処理水「近日中に判断」 海洋放出、首相が全漁連会長らと会談

 

 東京電力福島第1原発で増え続ける放射性物質トリチウムを含む処理水を巡り、菅義偉首相は7日、全国漁業協同組合連合会(全漁連)の岸宏会長、県漁連の野崎哲会長らと官邸で会い、海洋放出決定への理解を求めた。岸会長、野崎会長は改めて反対を伝達。菅首相は会談後、記者団に「近日中に判断したい」と述べた。政府は会談内容を踏まえ、13日にも関係閣僚会議を開く方向で調整している。

 岸会長によると、菅首相は会談で、処理水に関し「海洋放出が確実な方法であるという専門家の提言を踏まえ、政府の方針を決定していきたい」と話したという。岸会長は「海洋放出に反対の立場は、いささかも変わらない」との考えを首相に伝えた。政府に対し、処分をする場合の風評被害対策の明示や、第1原発敷地内のタンクの増設など、保管継続に向けたあらゆる方策の検討を求めた。

 菅首相は、海洋放出に対して地元で強い反対があると記者団に質問され「福島県には、そういう意見が多いと認識している」と答えた。梶山弘志経済産業相は面会に同席した後、記者会見し、漁業者らへの対応について「引き続き説明、説得をしていきたい」との考えを示した。方針を決める関係閣僚会議の開催時期を問われると「今のところ未定だ」と答えた。

 第1原発では、溶融核燃料(デブリ)を冷やすための注水や流入する地下水などで汚染水、処理水が増え続けている。東電によると、今年3月時点で処理水は125万トンに上り、処理途中の水も含め敷地内で1061基のタンクに保管。東電はタンク容量が来年秋以降に満杯になるとみている。

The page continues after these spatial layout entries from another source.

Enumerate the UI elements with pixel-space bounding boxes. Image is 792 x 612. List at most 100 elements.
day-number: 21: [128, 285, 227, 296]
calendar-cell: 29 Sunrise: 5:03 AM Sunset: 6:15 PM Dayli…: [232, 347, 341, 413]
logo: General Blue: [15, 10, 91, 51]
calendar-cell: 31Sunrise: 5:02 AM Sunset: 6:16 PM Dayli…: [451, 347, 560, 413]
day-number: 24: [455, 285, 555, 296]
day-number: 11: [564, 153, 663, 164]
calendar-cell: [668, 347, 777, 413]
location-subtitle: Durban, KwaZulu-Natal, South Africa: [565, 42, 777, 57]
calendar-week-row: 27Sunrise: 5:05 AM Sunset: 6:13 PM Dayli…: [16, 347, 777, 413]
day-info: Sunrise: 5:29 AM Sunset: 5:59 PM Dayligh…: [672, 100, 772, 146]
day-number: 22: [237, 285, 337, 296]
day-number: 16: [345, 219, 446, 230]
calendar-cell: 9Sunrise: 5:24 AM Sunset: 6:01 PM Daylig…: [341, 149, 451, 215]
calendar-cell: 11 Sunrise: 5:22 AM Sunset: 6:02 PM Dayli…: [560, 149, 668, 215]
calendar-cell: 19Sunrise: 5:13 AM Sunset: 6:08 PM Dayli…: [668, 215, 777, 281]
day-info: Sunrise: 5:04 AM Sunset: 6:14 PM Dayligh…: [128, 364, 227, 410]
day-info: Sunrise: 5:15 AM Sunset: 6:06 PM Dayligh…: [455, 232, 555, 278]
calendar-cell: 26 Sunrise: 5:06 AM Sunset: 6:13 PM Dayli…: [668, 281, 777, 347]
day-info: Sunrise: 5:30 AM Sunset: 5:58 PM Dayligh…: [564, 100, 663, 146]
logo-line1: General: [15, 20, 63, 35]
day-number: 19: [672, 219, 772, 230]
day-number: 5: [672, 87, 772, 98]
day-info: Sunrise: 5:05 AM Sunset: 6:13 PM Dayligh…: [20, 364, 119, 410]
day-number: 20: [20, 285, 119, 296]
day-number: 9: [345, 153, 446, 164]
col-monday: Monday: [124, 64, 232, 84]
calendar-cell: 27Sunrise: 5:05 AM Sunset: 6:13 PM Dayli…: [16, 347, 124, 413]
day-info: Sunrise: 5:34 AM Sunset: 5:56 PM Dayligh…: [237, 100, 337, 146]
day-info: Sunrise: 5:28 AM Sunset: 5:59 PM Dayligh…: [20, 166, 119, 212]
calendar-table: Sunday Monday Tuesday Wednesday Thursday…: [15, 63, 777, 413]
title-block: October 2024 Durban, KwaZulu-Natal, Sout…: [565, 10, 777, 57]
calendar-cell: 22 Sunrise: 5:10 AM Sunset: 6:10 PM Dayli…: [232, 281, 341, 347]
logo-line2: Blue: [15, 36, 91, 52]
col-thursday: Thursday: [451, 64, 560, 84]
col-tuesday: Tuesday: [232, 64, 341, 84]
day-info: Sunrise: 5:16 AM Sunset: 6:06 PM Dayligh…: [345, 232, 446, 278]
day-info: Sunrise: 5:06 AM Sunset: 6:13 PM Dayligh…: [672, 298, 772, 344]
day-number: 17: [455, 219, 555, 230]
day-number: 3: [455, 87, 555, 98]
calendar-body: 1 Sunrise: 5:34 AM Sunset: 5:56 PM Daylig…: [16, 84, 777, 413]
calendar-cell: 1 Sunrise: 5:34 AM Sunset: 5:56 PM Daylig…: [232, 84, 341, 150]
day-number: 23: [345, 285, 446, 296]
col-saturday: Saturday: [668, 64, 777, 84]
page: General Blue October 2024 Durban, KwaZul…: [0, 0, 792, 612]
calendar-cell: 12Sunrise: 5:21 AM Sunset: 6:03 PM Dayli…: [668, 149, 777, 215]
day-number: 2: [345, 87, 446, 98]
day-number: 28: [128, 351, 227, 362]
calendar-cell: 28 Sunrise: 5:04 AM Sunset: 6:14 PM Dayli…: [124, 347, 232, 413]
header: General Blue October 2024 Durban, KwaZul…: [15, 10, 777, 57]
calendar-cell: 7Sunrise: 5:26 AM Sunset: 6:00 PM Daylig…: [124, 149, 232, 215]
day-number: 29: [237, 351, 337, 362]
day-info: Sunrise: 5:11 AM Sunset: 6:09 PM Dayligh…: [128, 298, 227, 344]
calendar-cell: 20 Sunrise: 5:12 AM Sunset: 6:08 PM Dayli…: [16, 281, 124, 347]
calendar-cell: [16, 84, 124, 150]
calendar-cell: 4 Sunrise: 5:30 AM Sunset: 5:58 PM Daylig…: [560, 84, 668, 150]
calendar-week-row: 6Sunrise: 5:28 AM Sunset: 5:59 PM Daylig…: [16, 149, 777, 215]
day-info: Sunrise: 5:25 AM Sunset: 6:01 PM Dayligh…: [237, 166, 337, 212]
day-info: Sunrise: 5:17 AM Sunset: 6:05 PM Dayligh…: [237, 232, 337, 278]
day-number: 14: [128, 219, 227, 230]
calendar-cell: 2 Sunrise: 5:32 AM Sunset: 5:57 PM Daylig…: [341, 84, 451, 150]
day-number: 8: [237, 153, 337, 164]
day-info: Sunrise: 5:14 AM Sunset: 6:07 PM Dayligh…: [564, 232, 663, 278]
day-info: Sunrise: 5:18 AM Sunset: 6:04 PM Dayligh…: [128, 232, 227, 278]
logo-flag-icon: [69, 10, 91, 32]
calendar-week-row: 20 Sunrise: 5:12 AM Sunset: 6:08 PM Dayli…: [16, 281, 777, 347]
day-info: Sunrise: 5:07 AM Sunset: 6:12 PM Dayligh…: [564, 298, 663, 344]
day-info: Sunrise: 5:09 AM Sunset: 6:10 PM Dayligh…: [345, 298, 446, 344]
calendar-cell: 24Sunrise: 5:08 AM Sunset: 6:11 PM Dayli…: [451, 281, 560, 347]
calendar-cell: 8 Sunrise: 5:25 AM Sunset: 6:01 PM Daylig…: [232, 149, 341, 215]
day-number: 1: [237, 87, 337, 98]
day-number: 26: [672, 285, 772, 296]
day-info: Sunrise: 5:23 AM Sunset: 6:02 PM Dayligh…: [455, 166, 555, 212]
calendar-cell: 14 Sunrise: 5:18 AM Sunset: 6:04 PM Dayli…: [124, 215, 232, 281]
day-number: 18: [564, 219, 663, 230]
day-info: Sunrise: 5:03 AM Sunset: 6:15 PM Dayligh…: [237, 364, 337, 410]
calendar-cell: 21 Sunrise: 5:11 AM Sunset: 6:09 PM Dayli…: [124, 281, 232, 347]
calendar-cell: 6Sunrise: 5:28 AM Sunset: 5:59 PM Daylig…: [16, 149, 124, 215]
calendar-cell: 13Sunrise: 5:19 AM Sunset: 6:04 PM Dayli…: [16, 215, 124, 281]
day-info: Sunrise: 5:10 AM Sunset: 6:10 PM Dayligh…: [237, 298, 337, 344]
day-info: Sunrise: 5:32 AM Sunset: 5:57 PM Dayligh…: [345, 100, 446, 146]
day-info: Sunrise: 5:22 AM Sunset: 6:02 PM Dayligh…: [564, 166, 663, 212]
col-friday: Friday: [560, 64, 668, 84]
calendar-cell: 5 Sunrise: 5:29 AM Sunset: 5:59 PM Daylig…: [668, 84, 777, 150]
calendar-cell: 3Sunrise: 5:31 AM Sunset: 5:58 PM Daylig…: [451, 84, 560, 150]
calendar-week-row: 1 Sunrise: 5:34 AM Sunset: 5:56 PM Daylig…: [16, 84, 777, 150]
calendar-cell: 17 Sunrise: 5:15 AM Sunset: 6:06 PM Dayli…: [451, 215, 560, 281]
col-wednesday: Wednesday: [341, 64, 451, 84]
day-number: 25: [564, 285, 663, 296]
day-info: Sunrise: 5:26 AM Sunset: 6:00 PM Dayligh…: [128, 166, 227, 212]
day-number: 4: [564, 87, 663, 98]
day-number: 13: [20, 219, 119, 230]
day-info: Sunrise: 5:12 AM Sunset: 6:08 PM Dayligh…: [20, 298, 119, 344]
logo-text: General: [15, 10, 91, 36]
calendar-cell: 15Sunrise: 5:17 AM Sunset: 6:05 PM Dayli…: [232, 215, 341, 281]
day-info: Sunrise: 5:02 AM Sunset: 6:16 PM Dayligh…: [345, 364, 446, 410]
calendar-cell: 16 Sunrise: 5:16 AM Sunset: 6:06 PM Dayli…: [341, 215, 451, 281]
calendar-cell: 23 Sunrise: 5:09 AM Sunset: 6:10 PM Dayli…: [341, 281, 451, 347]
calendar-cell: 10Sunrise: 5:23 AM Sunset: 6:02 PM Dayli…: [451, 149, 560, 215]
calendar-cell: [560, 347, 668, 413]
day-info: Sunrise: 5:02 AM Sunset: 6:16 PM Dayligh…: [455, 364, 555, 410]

 海洋放出を巡り、全漁連は昨年6月の通常総会で「断固反対」とする特別決議を全会一致で採択。政府に慎重判断を求める要請書を出すなどして、放出の影響について「風評被害の発生は必至」と訴えた。県漁連は全漁連と歩調を合わせ、同年6月、「断固反対」とする特別決議を全会一致で承認した。